A Client had hired a lawyer to represent her in her divorce proceedings. As part of the settlement of her divorce, the Client was to receive title to two house lots in a residential subdivision, which her husband was developing with a business partner. Despite know that the title to the lots was held by the husband and the partner, as trustees of a real estate trust, and that the divorce court had no power over the partner, the lawyer never obtained any agreement from the partner to transfer the lots to the wife. The lawyer also failed to perform a proper title search of the lots, which would have revealed that the partner had transferred the lots out of the trust to himself and granted a $500,000 mortgage on the property.
After the divorce was final, the partner refused to transfer the lots to the Client. She then sought help from the lawyer, whose firm discovered the transfer of title out of the trust for the first time.

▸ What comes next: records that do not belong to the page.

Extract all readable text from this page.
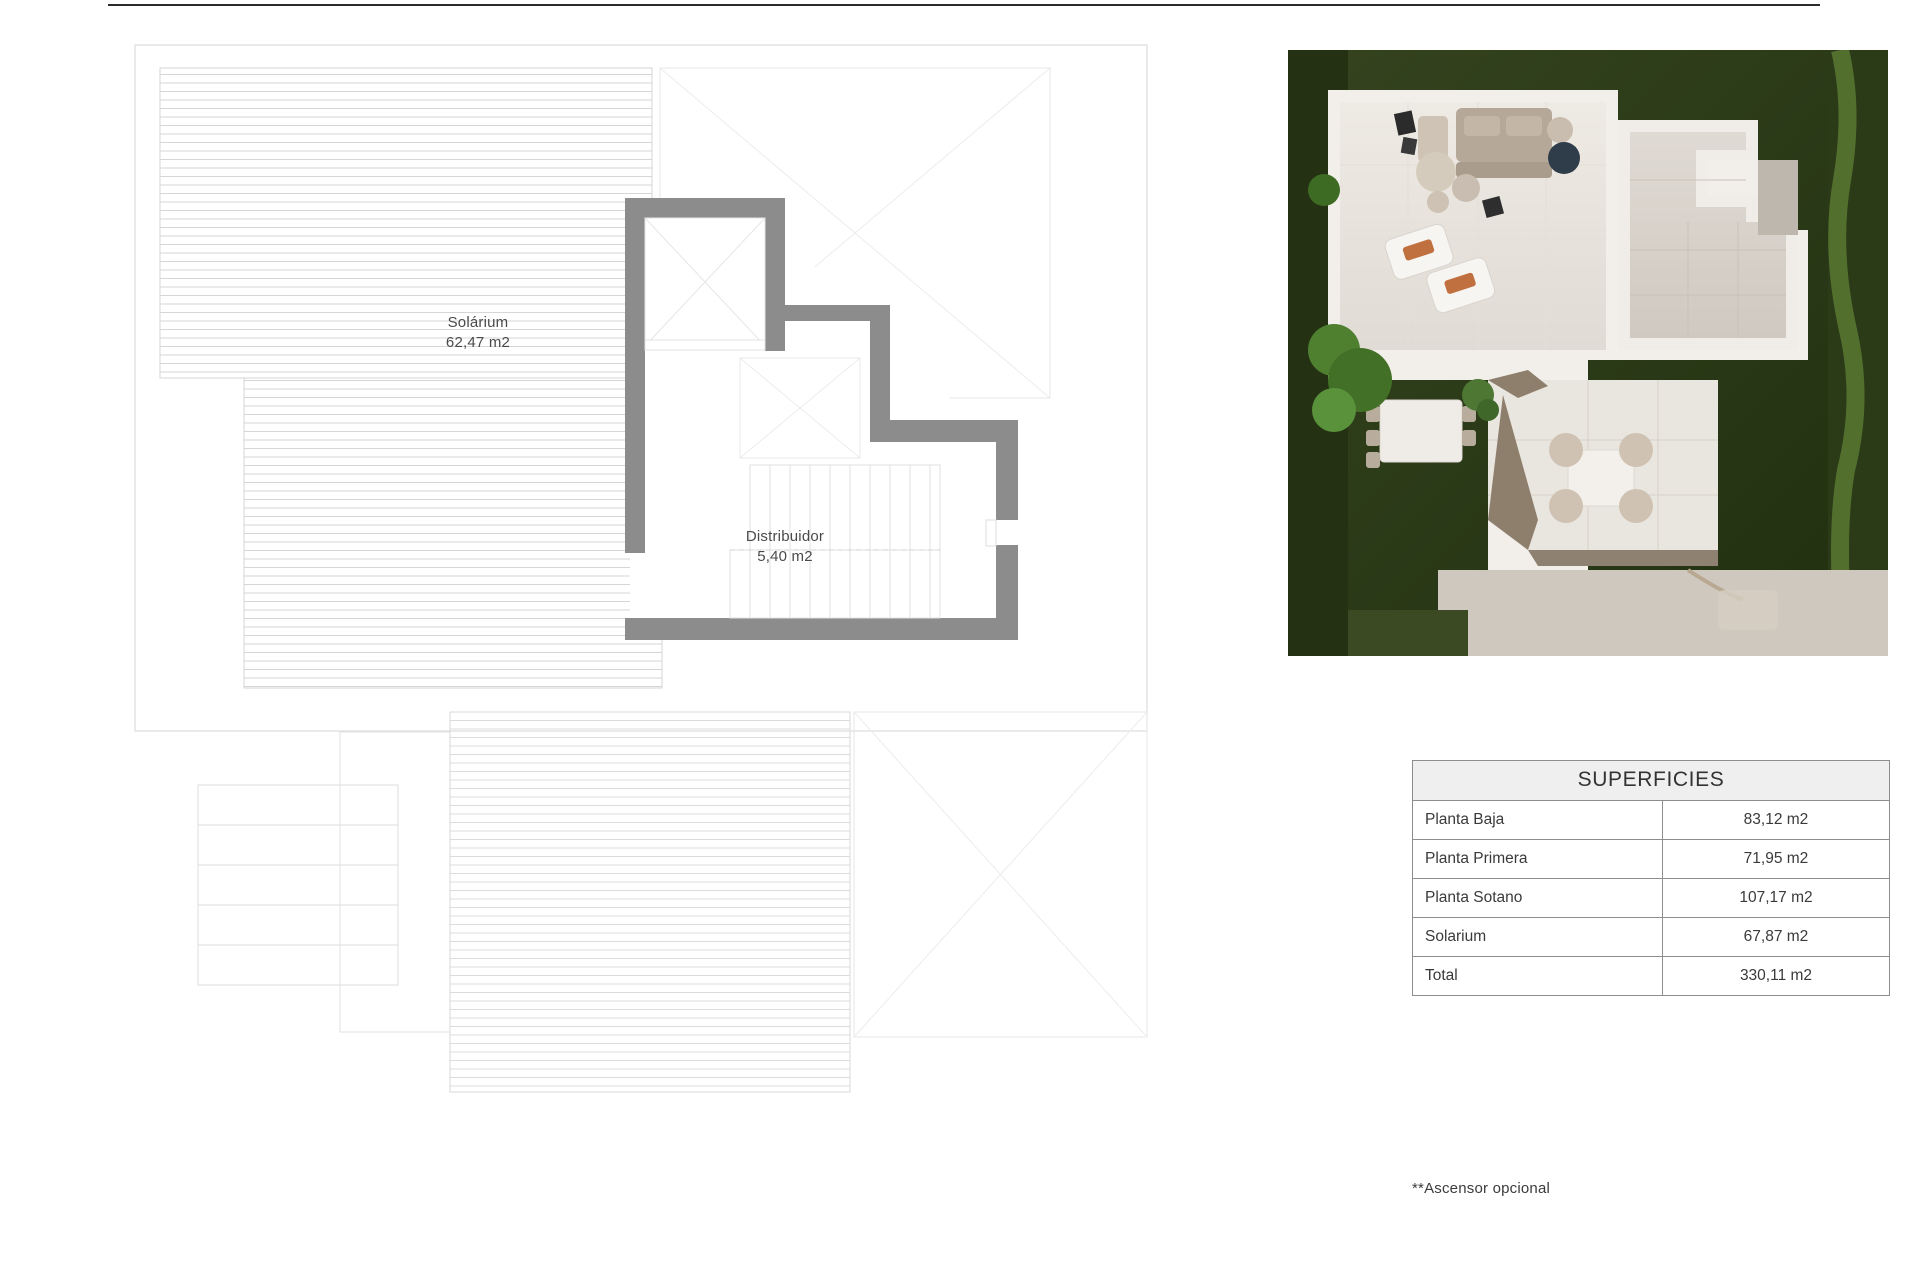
Solárium
62,47 m2
Distribuidor
5,40 m2
SUPERFICIES	
Planta Baja	83,12 m2
Planta Primera	71,95 m2
Planta Sotano	107,17 m2
Solarium	67,87 m2
Total	330,11 m2
**Ascensor opcional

The lawyer then brought a lawsuit against the partner, and obtained title to the lots for the Client, but still had not discovered the mortgage.
Almost one year later, a relative of the Client informed her of a foreclosure notice he had seen for the property. The Client informed the lawyer, who then filed another lawsuit against the partner alleging fraud. However, they were unable to stop the foreclosure, and the lots were sold at auction, resulting in total loss of the property to the Client.
She then hired Boston legal malpractice attorney Keith L. Miller, to bring an action against the lawyer and his firm. The complaint alleged that the lawyer negligently (1) advised the client to accept title to jointly hold property in settlement of the divorce without obtaining any agreement from the partner to transfer the lots to her, (2) failed to discover the transfer or the mortgage prior to the divorce settlement.
The parties agreed to arbitrate the case. After a hearing, the arbitrator found in favor of the Client and awarded her damages in excess of $480,000.